Pranav-Arora thank you for your advice. I didn't think about it before but now I can see that without the parentheses it might be confusing.

Ray Vickson thank you for your time. I do appreciate it.

 

[mathi85]

I wasn't going to ask about any more tasks, mainly because I didn't expect any interest but as it's going so well I'm asking you for a little more help:) I hope I'm not abusing your good will.

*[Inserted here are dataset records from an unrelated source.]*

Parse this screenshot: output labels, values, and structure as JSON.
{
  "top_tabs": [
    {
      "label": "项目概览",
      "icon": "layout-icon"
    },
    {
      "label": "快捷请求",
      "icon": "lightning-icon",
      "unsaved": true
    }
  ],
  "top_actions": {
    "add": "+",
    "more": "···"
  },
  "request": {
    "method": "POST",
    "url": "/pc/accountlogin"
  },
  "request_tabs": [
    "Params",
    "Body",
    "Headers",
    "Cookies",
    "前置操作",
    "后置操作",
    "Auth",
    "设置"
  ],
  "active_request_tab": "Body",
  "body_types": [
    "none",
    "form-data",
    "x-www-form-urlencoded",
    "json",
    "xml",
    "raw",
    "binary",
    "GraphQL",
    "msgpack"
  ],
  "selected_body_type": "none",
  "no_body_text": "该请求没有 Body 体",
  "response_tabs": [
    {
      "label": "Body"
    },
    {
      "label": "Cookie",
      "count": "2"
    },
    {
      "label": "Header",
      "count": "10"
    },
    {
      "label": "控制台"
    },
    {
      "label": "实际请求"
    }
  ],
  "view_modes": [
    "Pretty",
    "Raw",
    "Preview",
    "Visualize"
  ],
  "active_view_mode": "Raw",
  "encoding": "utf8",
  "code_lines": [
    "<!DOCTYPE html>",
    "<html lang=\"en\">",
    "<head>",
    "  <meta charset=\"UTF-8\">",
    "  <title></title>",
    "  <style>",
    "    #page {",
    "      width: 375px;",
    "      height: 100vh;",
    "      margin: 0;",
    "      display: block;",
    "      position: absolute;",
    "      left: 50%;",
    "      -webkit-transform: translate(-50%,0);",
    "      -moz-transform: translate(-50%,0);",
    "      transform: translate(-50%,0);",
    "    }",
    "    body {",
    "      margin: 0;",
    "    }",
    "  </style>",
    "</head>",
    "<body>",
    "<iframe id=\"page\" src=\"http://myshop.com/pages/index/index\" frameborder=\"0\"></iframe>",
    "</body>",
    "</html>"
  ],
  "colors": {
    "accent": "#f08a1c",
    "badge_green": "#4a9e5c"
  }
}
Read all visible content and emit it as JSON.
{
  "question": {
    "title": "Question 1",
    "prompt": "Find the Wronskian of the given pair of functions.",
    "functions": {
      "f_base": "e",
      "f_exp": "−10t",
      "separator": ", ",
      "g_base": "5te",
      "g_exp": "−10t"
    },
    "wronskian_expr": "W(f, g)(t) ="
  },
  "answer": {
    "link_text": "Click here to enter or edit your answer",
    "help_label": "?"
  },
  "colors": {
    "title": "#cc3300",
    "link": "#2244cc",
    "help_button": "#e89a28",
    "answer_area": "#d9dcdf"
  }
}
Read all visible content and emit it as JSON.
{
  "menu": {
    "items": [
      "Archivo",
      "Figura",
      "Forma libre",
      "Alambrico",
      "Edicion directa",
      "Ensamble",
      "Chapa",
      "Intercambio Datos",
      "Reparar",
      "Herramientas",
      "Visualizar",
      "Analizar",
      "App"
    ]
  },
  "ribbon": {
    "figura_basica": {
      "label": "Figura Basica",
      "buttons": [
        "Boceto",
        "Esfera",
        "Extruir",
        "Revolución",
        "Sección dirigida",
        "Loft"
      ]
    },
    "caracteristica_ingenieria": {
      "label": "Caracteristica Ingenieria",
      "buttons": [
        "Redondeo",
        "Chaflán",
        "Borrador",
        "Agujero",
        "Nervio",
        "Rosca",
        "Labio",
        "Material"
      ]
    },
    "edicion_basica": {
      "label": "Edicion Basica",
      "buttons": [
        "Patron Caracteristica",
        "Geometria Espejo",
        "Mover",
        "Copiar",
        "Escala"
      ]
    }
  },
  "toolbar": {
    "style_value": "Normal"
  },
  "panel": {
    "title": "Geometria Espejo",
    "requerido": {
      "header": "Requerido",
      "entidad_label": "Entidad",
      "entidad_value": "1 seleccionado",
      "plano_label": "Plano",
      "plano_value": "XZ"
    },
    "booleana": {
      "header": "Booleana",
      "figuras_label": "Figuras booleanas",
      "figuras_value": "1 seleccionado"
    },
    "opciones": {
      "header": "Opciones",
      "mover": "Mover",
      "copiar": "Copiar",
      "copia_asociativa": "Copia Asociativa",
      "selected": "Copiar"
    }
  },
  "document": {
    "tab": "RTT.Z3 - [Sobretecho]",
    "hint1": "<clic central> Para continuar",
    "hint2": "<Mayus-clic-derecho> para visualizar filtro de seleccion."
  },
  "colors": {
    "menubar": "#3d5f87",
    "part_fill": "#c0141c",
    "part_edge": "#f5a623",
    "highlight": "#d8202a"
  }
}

It is Task No. 3 and here it is:

"The volume, V, of a liquid of viscosity coefficient η delivered after time t when passed through a tube of length l and diameter d by a pressure p is given by:

V=(pd⁴t)/(128ηl)

If the errors in V, p, and l are 1.2%, 2.2% and 3.2% respectively, determine the error in η."

Solution:

η=(pd⁴t)/(128Vl)

Approx change in η:

δη≈∂η/∂V*δV+∂η/∂p*δp+∂η/∂l*δl

Partial derivatives:

∂η/∂V=(-pd⁴t)/(128V²l)
∂η/∂p=(d⁴t)/(128Vl)
∂η/∂l=(-pd⁴t)/(128Vl²)

Furthermore we have:

δV=+0.012V
δp=+0.022p
δl=+0.032l

Hence:

δη≈(-pd⁴t128^-1V^-2l^-1)(0.012V)+(d⁴t120^-1V^-1l^-1)(0.022p)+(-pd⁴t128^-1V^-1l^-2)(0.032l)
≈-0.022[(pd⁴t)/(128Vl)]

Hence

≈-0.022η since η=(pd⁴t)/(128Vl)

 

[Saitama]

I was hoping for Ray or someone else to help you out as I myself had a very short introduction to partial derivatives.

That looks right to me but please post one problem per thread.

 

[mathi85]

Thank you very much Pranav-Arora!

I definitely will post one problem per thread when I get another assignment.

Thanks everyone for your help. Much appreciate.